Practical Dependent Types: Type-Safe Neural Networks

Kiev Functional Programming, Aug 16, 2017

Preface

Slide available at https://talks.jle.im/kievfprog/dependent-types.html.

All code available at https://github.com/mstksg/talks/tree/master/kievfprog.

Libraries required: (available on Hackage) hmatrix, singletons, MonadRandom. GHC 8.x assumed.

The Big Question

The big question of Haskell: What can types do for us?

Dependent types are simply the extension of this question, pushing the power of types further.

Parameterized functions

Each layer receives an input vector, x : ℝn, and produces an output y : ℝm.

They are parameterized by a weight matrix W : ℝm × n (an m × n matrix) and a bias vector b : ℝm, and the result is: (for some activation function f)

y = f(Wx + b)

A neural network would take a vector through many layers.

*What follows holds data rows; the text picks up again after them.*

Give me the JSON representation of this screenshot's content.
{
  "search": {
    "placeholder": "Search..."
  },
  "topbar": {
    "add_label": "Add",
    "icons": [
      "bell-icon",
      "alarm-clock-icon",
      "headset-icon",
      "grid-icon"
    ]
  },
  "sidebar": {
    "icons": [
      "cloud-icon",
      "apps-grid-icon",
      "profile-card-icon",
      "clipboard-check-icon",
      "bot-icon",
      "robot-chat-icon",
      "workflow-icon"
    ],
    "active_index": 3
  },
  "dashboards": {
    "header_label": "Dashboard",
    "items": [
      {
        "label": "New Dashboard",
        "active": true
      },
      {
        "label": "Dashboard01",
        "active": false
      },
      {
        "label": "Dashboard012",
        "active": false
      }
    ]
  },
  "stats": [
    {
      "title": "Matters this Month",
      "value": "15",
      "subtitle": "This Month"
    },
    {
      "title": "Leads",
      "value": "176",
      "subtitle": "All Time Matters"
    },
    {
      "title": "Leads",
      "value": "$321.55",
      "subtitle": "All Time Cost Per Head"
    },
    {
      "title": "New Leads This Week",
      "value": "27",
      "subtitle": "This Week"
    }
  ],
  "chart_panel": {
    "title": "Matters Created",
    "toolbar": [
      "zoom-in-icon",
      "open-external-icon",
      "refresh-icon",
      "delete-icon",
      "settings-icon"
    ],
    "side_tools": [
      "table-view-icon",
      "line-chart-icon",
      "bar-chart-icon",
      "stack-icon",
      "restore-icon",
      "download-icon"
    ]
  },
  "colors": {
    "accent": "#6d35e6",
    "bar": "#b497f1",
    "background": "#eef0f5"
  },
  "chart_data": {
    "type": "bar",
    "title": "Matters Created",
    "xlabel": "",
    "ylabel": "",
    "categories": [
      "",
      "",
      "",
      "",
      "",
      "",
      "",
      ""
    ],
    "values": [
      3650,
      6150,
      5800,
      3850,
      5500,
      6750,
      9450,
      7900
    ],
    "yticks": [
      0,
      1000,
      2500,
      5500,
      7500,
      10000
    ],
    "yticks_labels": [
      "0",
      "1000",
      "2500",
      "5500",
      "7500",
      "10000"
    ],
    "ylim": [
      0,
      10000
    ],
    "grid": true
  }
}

data Weights = W { wBiases :: !(Vector Double)  -- n
, wNodes  :: !(Matrix Double)  -- n x m
}                              -- "m to n" layer

data Network :: Type where
O    :: !Weights -> Network
(:~) :: !Weights -> !Network -> Network
infixr 5 :~

A network with one input layer, two hidden layers, and one output layer would be:

h1 :~ h2 :~ O o

Running them

runLayer :: Weights -> Vector Double -> Vector Double
runLayer (W wB wN) v = wB + wN #> v

runNet :: Network -> Vector Double -> Vector Double
runNet (O w)     !v = logistic (runLayer w v)
runNet (w :~ n') !v = let v' = logistic (runLayer w v)
in  runNet n' v'

Generating them

randomWeights :: MonadRandom m => Int -> Int -> m Weights
randomWeights i o = do
seed1 :: Int <- getRandom
seed2 :: Int <- getRandom
let wB = randomVector  seed1 Uniform o * 2 - 1
wN = uniformSample seed2 o (replicate i (-1, 1))
return \$ W wB wN

randomNet :: MonadRandom m => Int -> [Int] -> Int -> m Network
randomNet i []     o =    O <\$> randomWeights i o
randomNet i (h:hs) o = (:~) <\$> randomWeights i h <*> randomNet h hs o

• What if we mixed up the dimensions for randomWeights?
• What if the user mixed up the dimensions for randomWeights?
• What if layers in the network are incompatible?
• How does the user know what size vector a network expects?
• Is our runLayer and runNet implementation correct?

Backprop

train :: Double           -- ^ learning rate
-> Vector Double    -- ^ input vector
-> Vector Double    -- ^ target vector
-> Network          -- ^ network to train
-> Network
train rate x0 target = fst . go x0
where

Backprop (Outer layer)

go :: Vector Double    -- ^ input vector
-> Network          -- ^ network to train
-> (Network, Vector Double)
-- handle the output layer
go !x (O w@(W wB wN))
= let y    = runLayer w x
o    = logistic y
-- the gradient (how much y affects the error)
--   (logistic' is the derivative of logistic)
dEdy = logistic' y * (o - target)
-- new bias weights and node weights
wB'  = wB - scale rate dEdy
wN'  = wN - scale rate (dEdy `outer` x)
w'   = W wB' wN'
-- bundle of derivatives for next step
dWs  = tr wN #> dEdy
in  (O w', dWs)

Backprop (Inner layer)

-- handle the inner layers
go !x (w@(W wB wN) :~ n)
= let y          = runLayer w x
o          = logistic y
-- get dWs', bundle of derivatives from rest of the net
(n', dWs') = go o n
-- the gradient (how much y affects the error)
dEdy       = logistic' y * dWs'
-- new bias weights and node weights
wB'  = wB - scale rate dEdy
wN'  = wN - scale rate (dEdy `outer` x)
w'   = W wB' wN'
-- bundle of derivatives for next step
dWs  = tr wN #> dEdy
in  (w' :~ n', dWs)

Compiler, O Where Art Thou?

• Haskell is all about the compiler helping guide you write your code. But how much did the compiler help there?
• How can the “shape” of the matrices guide our programming?
• We basically rely on naming conventions to make sure we write our code correctly.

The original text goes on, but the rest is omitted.